Como es sabido, Mendel escogió para su estudio una especie singular y simpática: el guisante. Y esta elección no fue casual, sino debidamente pensada, ya que los guisantes poseen dos propiedades muy interesantes. La primera es su facilidad para autofecundarse, lo que permitía realizar un seguimiento real de las distintas líneas de descendencia (permitiendo además la fecundación cruzada). La segunda, que sus caracteres (color, rugosidad o tamaño) eran perfectamente definidos e identificables.

Lo primero que hizo Mendel es establecer una metodología de trabajo, que creo que nos es familiar a todos. Después de conseguir individuos puros según los distintos caracteres, los cruzó para ver qué pasaba con sus descendientes, y cruzó a los descendientes entre sí para ver qué pasaba con esta segunda generación. Llegó a estudiar treinta mil plantas de guisantes. Lo primero que observó es que, al cruzar dos guisantes con un carácter distinto, todos los individuos de la primera generación adoptaban el carácter de uno de los dos progenitores.
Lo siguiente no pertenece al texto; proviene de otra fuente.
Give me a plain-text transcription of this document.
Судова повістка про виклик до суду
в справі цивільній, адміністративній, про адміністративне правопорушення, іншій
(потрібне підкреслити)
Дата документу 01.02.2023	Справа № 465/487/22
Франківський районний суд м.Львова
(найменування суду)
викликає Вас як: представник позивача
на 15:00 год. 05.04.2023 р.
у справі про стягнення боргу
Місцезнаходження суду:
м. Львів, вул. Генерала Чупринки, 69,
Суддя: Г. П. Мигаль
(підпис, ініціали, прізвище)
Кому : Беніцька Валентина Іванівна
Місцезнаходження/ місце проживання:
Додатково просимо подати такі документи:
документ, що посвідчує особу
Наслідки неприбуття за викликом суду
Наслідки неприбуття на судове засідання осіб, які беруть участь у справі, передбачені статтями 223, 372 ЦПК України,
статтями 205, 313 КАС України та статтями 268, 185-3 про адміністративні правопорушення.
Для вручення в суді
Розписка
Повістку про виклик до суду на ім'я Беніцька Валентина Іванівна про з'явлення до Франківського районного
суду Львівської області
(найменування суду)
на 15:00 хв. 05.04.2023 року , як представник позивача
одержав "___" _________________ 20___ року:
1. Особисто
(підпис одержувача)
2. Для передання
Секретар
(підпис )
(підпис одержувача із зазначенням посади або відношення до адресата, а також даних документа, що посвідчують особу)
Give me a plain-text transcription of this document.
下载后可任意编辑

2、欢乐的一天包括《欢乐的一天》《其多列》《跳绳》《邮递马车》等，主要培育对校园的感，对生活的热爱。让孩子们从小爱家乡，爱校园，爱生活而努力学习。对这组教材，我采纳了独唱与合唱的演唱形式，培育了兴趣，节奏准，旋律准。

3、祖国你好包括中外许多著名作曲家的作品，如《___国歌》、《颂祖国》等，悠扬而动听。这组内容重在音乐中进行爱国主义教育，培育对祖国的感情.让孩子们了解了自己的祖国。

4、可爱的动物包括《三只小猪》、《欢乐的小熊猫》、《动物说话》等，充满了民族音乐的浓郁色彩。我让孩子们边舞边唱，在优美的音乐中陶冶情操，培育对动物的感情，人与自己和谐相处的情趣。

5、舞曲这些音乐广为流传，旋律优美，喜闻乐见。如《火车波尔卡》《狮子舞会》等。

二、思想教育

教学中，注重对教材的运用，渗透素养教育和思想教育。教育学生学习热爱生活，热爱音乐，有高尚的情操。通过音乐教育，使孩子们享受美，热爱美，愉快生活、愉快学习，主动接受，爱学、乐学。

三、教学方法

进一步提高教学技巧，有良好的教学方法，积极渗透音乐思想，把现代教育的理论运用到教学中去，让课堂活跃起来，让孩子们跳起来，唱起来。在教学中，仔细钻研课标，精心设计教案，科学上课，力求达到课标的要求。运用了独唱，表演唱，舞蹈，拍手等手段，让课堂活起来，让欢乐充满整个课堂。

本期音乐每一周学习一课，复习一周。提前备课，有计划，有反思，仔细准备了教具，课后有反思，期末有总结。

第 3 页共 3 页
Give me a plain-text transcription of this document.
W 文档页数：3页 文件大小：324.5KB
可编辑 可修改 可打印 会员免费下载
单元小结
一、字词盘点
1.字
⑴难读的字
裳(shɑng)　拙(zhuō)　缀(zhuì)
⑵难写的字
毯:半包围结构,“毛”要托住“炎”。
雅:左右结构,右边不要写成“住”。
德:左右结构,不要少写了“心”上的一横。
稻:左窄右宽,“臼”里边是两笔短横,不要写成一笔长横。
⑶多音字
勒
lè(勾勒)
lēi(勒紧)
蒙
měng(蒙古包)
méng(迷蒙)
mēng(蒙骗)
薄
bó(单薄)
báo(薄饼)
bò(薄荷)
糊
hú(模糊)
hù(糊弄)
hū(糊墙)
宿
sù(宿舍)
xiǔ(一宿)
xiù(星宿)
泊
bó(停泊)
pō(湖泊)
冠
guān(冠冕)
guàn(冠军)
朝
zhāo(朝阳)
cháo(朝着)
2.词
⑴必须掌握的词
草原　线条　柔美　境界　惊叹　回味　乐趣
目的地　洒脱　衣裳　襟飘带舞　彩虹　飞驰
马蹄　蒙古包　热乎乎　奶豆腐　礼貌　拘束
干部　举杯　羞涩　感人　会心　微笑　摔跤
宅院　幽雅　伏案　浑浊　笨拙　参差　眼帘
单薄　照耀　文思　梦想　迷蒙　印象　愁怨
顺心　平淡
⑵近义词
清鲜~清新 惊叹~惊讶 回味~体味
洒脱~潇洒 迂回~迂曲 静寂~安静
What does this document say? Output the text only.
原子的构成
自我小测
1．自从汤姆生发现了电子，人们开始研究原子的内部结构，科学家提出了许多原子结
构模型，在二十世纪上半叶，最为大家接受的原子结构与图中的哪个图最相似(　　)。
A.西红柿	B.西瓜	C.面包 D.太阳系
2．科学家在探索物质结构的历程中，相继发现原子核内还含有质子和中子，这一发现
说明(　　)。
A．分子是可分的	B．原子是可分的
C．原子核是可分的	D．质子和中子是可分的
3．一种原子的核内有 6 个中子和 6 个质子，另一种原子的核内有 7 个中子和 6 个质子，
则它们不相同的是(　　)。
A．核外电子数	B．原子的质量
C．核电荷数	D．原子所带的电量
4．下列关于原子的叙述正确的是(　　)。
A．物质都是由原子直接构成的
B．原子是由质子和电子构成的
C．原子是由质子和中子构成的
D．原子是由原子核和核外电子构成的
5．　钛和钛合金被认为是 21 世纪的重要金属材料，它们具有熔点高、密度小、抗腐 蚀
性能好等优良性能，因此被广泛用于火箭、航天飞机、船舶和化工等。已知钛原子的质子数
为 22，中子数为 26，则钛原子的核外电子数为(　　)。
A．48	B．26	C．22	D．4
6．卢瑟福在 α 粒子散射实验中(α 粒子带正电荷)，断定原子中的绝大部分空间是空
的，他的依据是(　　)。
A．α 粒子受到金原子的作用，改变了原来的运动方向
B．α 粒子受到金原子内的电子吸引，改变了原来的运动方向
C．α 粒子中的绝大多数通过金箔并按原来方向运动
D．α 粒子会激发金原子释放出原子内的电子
Es decir, si se trataba de un guisante grande y otro pequeño, la primera generación o bien eran todos grandes, o bien eran todos pequeños. Y, curiosamente, cuando los miembros de esta primera generación se fecundaban entre sí, volvían a aparecer los dos caracteres (guisantes grandes y pequeños) en una proporción fija de tres a uno: tres cuartos según el carácter dominante (el que aparecía de forma total en la primera generación), y un cuarto según el carácter recesivo (el que en la primera generación no aparecía).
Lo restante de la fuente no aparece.